Integrate contributions into your pipeline

The contrib module provides a collection of additional features which could be relevant for your document analysis pipeline. The following sections will give you an overview of the available modules and features.

Available contribution modules

NOTE: To use the contrib module, you need to install the onnxruntime package. You can install it using the following command:

pip install python-doctr[contrib]
# Or
pip install onnxruntime  # pip install onnxruntime-gpu

Here are all contribution modules that are available through docTR:

ArtefactDetection

The ArtefactDetection module provides a set of functions to detect artefacts in the document images, such as logos, QR codes, bar codes, etc.

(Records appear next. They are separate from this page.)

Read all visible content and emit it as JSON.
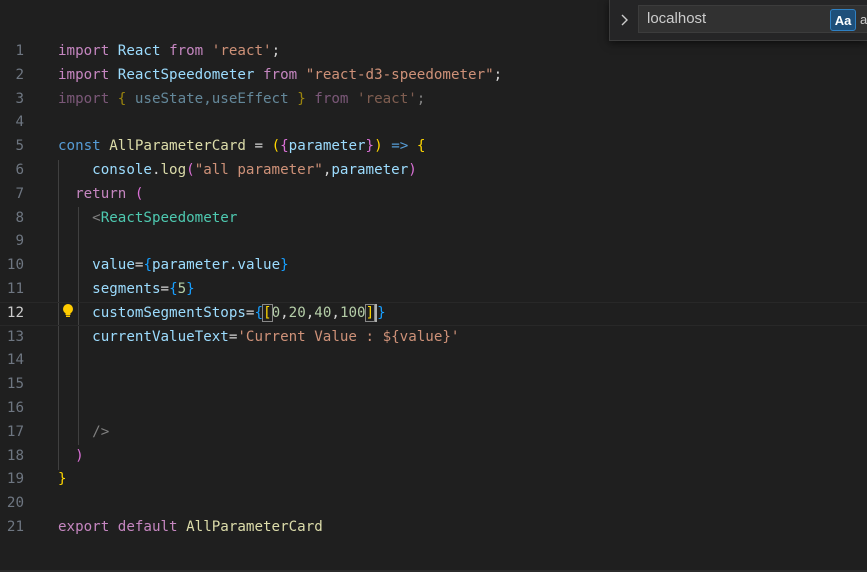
{
  "find_widget": {
    "search_value": "localhost",
    "match_case_label": "Aa",
    "whole_word_label": "ab",
    "toggle_icon": "chevron-right-icon"
  },
  "editor": {
    "active_line": 12,
    "line_numbers": [
      "1",
      "2",
      "3",
      "4",
      "5",
      "6",
      "7",
      "8",
      "9",
      "10",
      "11",
      "12",
      "13",
      "14",
      "15",
      "16",
      "17",
      "18",
      "19",
      "20",
      "21"
    ],
    "lightbulb_icon": "lightbulb-icon",
    "code": {
      "l1": {
        "kw1": "import",
        "id": "React",
        "kw2": "from",
        "str": "'react'",
        "end": ";"
      },
      "l2": {
        "kw1": "import",
        "id": "ReactSpeedometer",
        "kw2": "from",
        "str": "\"react-d3-speedometer\"",
        "end": ";"
      },
      "l3": {
        "kw1": "import",
        "open": "{",
        "ids": "useState,useEffect",
        "close": "}",
        "kw2": "from",
        "str": "'react'",
        "end": ";"
      },
      "l5": {
        "kw": "const",
        "name": "AllParameterCard",
        "eq": "=",
        "po": "(",
        "bo": "{",
        "param": "parameter",
        "bc": "}",
        "pc": ")",
        "arrow": "=>",
        "brace": "{"
      },
      "l6": {
        "obj": "console",
        "dot": ".",
        "fn": "log",
        "po": "(",
        "str": "\"all parameter\"",
        "comma": ",",
        "arg": "parameter",
        "pc": ")"
      },
      "l7": {
        "kw": "return",
        "paren": "("
      },
      "l8": {
        "lt": "<",
        "tag": "ReactSpeedometer"
      },
      "l10": {
        "attr": "value",
        "eq": "=",
        "bo": "{",
        "expr": "parameter.value",
        "bc": "}"
      },
      "l11": {
        "attr": "segments",
        "eq": "=",
        "bo": "{",
        "num": "5",
        "bc": "}"
      },
      "l12": {
        "attr": "customSegmentStops",
        "eq": "=",
        "bo": "{",
        "ao": "[",
        "n1": "0",
        "n2": "20",
        "n3": "40",
        "n4": "100",
        "comma": ",",
        "ac": "]",
        "bc": "}"
      },
      "l13": {
        "attr": "currentValueText",
        "eq": "=",
        "str": "'Current Value : ${value}'"
      },
      "l17": {
        "close": "/>"
      },
      "l18": {
        "paren": ")"
      },
      "l19": {
        "brace": "}"
      },
      "l21": {
        "kw1": "export",
        "kw2": "default",
        "id": "AllParameterCard"
      }
    }
  }
}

It is based on the YOLOv8 architecture, which is a state-of-the-art object detection model.

from doctr.io import DocumentFile
from doctr.contrib.artefacts import ArtefactDetection

# Load the document
doc = DocumentFile.from_images(["path/to/your/image"])
detector = ArtefactDetection(batch_size=2, conf_threshold=0.5, iou_threshold=0.5)
artefacts = detector(doc)

# Visualize the detected artefacts
detector.show()

You can also use your custom trained YOLOv8 model to detect artefacts or anything else you need. Reference: YOLOv8

NOTE: The YOLOv8 model (no Oriented Bounding Box (OBB) inference supported yet) needs to be provided as onnx exported model with a dynamic batch size.

from doctr.contrib import ArtefactDetection

detector = ArtefactDetection(model_path="path/to/your/model.onnx", labels=["table", "figure"])